At issue are proposals to overhaul a two-tier pay system the UAW wants eliminated and to restructure company health plans to curb rising costs, people familiar with the process said. Veteran UAW workers also are demanding base wage increases. 

The UAW has at least three options if the contract expires without a settlement. It could call a companywide strike, or stage limited walkouts that could cripple the company's operations without forcing hefty payments to workers from union strike funds. The union could also opt to further extend the current contract and allow more time for a settlement.

The terms of any FCA deal would be used to set the pattern for subsequent labor agreements at General Motors and Ford Motor Co,, the UAW has said.

Those contracts were extended earlier Monday, according to the UAW and the companies.

FCA CEO Sergio Marchionne canceled a scheduled appearance at the Frankfurt auto show this week to try to seal a deal with the union and its president, Dennis Williams.

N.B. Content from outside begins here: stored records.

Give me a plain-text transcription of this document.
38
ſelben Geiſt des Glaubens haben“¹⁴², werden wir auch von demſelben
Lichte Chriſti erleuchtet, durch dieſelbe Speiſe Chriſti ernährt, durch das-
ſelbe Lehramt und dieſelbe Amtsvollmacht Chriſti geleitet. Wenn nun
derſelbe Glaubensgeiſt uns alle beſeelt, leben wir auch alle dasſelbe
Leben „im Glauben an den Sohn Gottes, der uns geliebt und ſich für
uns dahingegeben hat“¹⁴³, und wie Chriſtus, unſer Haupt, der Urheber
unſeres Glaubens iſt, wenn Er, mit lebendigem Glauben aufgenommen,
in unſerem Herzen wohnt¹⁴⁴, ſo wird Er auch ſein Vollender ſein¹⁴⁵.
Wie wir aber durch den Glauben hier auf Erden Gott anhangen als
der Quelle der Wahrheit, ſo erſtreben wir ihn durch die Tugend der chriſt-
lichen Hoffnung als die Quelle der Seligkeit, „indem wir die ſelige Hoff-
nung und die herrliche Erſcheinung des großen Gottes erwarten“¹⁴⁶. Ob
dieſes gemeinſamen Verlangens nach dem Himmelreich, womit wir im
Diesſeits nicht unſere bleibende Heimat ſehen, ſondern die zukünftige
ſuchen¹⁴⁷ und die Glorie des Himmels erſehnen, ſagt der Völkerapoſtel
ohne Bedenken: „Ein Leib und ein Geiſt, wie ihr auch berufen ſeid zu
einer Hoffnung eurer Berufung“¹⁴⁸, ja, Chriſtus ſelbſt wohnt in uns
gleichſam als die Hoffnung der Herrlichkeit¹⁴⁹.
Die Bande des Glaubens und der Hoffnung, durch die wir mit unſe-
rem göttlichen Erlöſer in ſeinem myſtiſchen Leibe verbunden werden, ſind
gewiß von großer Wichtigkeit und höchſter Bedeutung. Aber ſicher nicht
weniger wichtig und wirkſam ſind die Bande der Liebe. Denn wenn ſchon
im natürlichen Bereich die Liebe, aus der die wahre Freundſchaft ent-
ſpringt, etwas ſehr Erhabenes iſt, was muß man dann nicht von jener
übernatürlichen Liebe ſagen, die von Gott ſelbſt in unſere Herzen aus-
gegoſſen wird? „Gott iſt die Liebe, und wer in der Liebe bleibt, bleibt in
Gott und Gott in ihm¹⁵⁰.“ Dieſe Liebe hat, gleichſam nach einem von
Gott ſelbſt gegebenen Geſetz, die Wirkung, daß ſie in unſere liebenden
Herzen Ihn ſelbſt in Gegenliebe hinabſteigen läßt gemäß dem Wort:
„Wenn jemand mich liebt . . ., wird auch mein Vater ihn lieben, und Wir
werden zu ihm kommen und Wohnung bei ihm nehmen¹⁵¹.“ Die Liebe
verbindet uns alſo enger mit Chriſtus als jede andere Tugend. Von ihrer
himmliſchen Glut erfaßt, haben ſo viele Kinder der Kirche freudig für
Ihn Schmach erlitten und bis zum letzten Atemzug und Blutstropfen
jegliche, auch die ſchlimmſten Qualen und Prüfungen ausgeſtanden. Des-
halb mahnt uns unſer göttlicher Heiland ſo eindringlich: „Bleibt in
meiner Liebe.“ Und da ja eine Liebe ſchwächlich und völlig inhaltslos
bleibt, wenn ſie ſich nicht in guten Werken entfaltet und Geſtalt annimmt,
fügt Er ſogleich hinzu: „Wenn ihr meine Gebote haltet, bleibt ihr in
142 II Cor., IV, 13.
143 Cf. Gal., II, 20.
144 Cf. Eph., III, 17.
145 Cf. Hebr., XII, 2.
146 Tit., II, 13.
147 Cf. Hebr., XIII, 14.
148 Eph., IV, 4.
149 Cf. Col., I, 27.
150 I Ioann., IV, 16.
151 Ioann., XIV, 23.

Labor expert Arthur Schwartz said on Monday that FCA must offer a raise to veteran first-tier workers who have not seen one in a decade to get workers to ratify any tentative deal the negotiators produce. First-tier workers make about $28 per hour while the second tier tops out at $19.28 per hour.

Schwartz said FCA workers would not ratify a contract without a pay hike for more senior workers earning the top wage scale.

Marchionne has said he wants to eliminate the two-tier wage system, but he has suggested he wants to set base wages lower than the current top tier, and offer union workers more in the form of profit sharing or bonuses when the company's profits are high.

At FCA, about 45 percent of the company's hourly UAW workers earn lower-tier wages. That gives FCA's U.S. operations an $8 to $10 an hour labor cost advantage over Ford, where 28 percent of the UAW workers are in the lower-tier wage group, and GM, where 20 percent of workers are in the lower-wage tier.